A Seeley frame 750 cc had been tested by Mike Hailwood at Silverstone in August 1971 with a view to competing in F750. Hailwood decided against it, saying he didn't think the handling was good enough. Taglioni had already produced a new frame, for the production bike, incorporating some of the Seeley features. He later said he felt the Seeley frame had been too light for the V twins. They used the production frame for the 1972 Imola bikes.
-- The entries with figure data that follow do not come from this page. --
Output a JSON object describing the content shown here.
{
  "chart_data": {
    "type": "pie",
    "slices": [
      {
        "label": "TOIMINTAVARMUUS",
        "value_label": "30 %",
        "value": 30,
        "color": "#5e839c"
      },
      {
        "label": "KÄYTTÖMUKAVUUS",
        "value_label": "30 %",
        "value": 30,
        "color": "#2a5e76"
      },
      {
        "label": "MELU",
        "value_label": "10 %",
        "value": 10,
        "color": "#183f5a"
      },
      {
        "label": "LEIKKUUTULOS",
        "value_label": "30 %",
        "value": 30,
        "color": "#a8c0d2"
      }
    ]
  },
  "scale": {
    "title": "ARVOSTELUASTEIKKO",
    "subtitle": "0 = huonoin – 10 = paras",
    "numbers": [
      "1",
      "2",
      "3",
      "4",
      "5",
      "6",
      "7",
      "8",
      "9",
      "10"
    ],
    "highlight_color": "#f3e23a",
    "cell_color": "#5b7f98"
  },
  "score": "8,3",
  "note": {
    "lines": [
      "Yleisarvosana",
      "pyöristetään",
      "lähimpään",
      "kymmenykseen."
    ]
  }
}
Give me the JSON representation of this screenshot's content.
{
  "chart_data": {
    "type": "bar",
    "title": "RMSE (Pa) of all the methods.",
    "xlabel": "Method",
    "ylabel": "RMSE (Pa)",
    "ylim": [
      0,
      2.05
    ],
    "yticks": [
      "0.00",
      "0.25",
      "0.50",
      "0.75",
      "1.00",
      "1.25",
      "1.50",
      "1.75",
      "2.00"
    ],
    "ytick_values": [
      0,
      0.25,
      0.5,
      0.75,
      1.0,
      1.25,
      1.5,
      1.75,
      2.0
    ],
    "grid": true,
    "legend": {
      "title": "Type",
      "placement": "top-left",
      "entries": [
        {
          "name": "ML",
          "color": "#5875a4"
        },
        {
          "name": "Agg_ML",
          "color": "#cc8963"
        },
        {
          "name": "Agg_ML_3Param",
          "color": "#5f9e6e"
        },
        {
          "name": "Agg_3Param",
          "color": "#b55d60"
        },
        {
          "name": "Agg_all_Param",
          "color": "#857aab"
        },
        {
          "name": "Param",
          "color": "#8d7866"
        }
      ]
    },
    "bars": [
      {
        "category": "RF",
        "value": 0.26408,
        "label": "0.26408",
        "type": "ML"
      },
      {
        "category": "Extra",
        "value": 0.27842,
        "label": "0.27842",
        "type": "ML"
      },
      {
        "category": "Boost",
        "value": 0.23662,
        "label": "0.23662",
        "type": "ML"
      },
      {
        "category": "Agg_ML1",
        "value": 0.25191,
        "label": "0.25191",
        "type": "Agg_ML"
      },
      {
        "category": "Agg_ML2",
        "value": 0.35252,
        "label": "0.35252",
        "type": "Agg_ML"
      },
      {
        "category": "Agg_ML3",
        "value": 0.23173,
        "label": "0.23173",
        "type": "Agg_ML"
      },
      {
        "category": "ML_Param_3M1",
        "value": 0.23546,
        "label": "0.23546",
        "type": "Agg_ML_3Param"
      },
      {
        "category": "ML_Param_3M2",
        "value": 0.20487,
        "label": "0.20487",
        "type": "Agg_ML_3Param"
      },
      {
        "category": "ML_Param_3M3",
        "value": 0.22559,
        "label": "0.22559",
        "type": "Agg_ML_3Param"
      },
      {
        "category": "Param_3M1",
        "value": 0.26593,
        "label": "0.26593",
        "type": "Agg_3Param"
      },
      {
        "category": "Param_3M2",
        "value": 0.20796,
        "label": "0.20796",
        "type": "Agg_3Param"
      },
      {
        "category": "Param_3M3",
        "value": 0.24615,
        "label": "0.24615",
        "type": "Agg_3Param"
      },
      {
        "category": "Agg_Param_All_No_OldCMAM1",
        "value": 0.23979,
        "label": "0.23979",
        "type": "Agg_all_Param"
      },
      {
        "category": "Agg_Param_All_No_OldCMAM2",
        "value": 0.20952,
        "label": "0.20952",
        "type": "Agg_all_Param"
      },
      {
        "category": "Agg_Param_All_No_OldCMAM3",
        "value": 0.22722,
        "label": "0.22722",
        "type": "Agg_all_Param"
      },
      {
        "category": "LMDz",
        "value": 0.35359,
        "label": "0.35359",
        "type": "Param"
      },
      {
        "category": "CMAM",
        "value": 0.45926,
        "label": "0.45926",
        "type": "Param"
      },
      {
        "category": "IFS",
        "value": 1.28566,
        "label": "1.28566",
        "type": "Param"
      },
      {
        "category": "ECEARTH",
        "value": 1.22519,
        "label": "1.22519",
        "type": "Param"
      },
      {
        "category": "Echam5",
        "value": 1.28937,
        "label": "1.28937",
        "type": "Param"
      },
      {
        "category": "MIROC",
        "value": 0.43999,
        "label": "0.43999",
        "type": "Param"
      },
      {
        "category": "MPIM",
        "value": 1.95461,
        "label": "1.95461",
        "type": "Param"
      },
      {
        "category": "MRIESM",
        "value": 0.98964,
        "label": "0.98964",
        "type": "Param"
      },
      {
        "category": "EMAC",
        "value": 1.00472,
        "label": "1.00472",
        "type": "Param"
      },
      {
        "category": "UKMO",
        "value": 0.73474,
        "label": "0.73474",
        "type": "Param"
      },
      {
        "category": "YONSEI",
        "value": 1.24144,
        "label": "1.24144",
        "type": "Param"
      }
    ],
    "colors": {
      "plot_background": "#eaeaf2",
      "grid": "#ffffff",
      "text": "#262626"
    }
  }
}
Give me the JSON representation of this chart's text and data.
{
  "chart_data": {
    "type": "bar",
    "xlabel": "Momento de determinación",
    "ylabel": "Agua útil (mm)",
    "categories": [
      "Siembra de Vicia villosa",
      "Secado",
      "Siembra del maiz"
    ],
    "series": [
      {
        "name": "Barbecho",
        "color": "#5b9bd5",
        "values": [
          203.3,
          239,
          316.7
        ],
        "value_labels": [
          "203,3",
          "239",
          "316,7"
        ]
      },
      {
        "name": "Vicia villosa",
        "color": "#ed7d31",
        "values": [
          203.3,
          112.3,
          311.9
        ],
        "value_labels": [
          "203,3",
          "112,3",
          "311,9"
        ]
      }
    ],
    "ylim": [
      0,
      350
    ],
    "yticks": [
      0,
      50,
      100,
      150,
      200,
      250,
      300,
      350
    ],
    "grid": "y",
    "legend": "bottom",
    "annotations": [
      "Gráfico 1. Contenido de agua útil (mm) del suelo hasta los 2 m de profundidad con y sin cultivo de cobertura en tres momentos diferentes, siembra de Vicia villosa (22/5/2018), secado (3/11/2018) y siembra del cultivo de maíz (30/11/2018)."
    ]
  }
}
The 200 Mile formula was first run in Italy in 1972, at Imola. Ducati prepared eight 750 cc bikes for the event. Paul Smart, Bruno Spaggiari, Ermanno Giuliano, and Alan Dunscombe were secured as riders. By now racing fever had set in, and the factory wanted to win. The bikes had the new factory frames and 750 engines, and were once more prepared in a very short time. Wherever possible the bike was lightened, and new 40 mm Dell'Orto carburetors with accelerator pumps were used. These engines delivered 80 hp-metric at 8,500 rpm.

===Victory===
In that Imola 200 held in April, Smart and Spaggiari came in first and second. Ducati V-twin motorcycles received a lot of publicity from the win. This inspired the green frame 1974 Ducati 750 Super Sports. These bikes serve as the inspiration for the retro-styled 2005 PaulSmart 1000 LE, one of the SportClassic series.